Her father nodded. “He wants you to be his investigator, as I suggested. And I think he’d like the job to include more than I originally intended—he was talking about gathering information from other lands, as well, to help him keep up with events. He doesn’t like surprises, you know; he wasn’t at all happy that he had no warning about the rise of the Empire of Vond, in the Small Kingdoms, two years ago.”
“But I don’t know anything about...” Sarai began.
“You could learn,” Kalthon replied.
“I don’t know,” Sarai said. “I don’t like it. I need time to think about it.”
“So think about it,” her father answered.
In truth, she found the idea of being paid to study foreign lands fascinating—but the responsibilities and the fact that she would be reporting to the overlord himself were frightening.

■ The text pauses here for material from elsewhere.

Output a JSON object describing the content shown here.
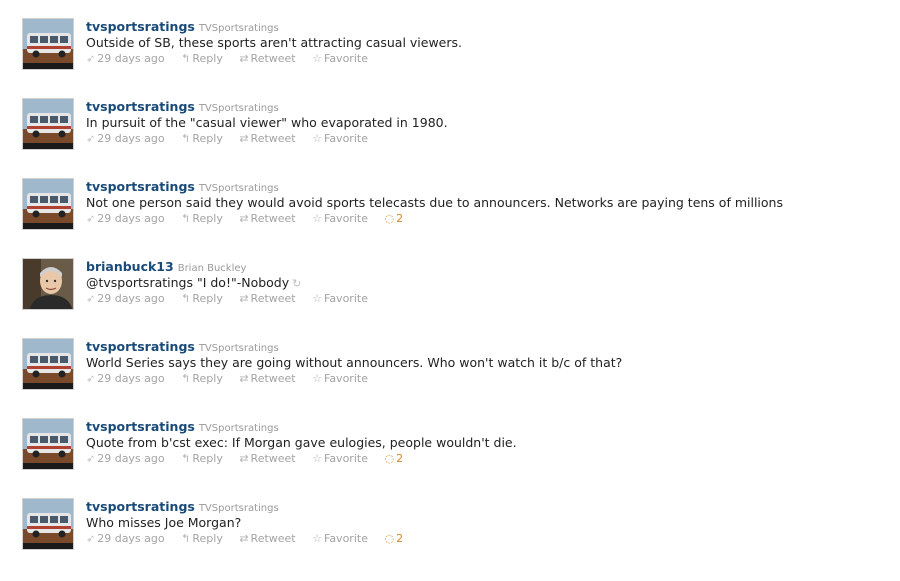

Still, a sixnight later, she agreed to take the job.
CHAPTER 5
“We’ll go on to the next step tomorrow,” the wizard said, putting the dagger aside. The apprentice nodded, and Tabaea, watching from the landing, got quickly and silently to her feet and padded swiftly up the stairs. Her candle had gone out, and she dared not light another, so she moved by feel and memory. She knew she had to be out of the house before the two came upstairs and found her, so she wasted no time in the thefts she had originally planned. Her sack still hung empty at her belt as she made her way back through the workshop, the hallway, and the parlor.
It was in the parlor that she stumbled over something in the dark and almost fell. Light glinted from the hallway; the wizard and his apprentice were in the workroom. Frightened, Tabaea dropped to her knees and crept on all fours through the dining salon, and finally out to the mudroom. There she got to her feet and escaped into the darkness of the alley beyond.
It was later than she had realized; most of the torches and lanterns over the doors had been allowed to burn out for the night, and Grandgate Market’s glow and murmur had faded to almost nothing. Grand Street was empty.
She hesitated. She had come down to Grandgate Market in unfulfilled hopes of filching a few choice items from the buyers and sellers there; the wizard’s house had caught her eye as she passed on her way to the square, and she had turned down the alley on her way home. All she should do now was to go on the rest of the way, north and west, back to her family’s house in Northangle. But it was so very dark in that direction, and the streets of Ethshar weren’t safe at night. There were robbers and slavers and, she thought with a glance eastward at Wizard Street, quite possibly other, less natural, dangers. But what choice did she have?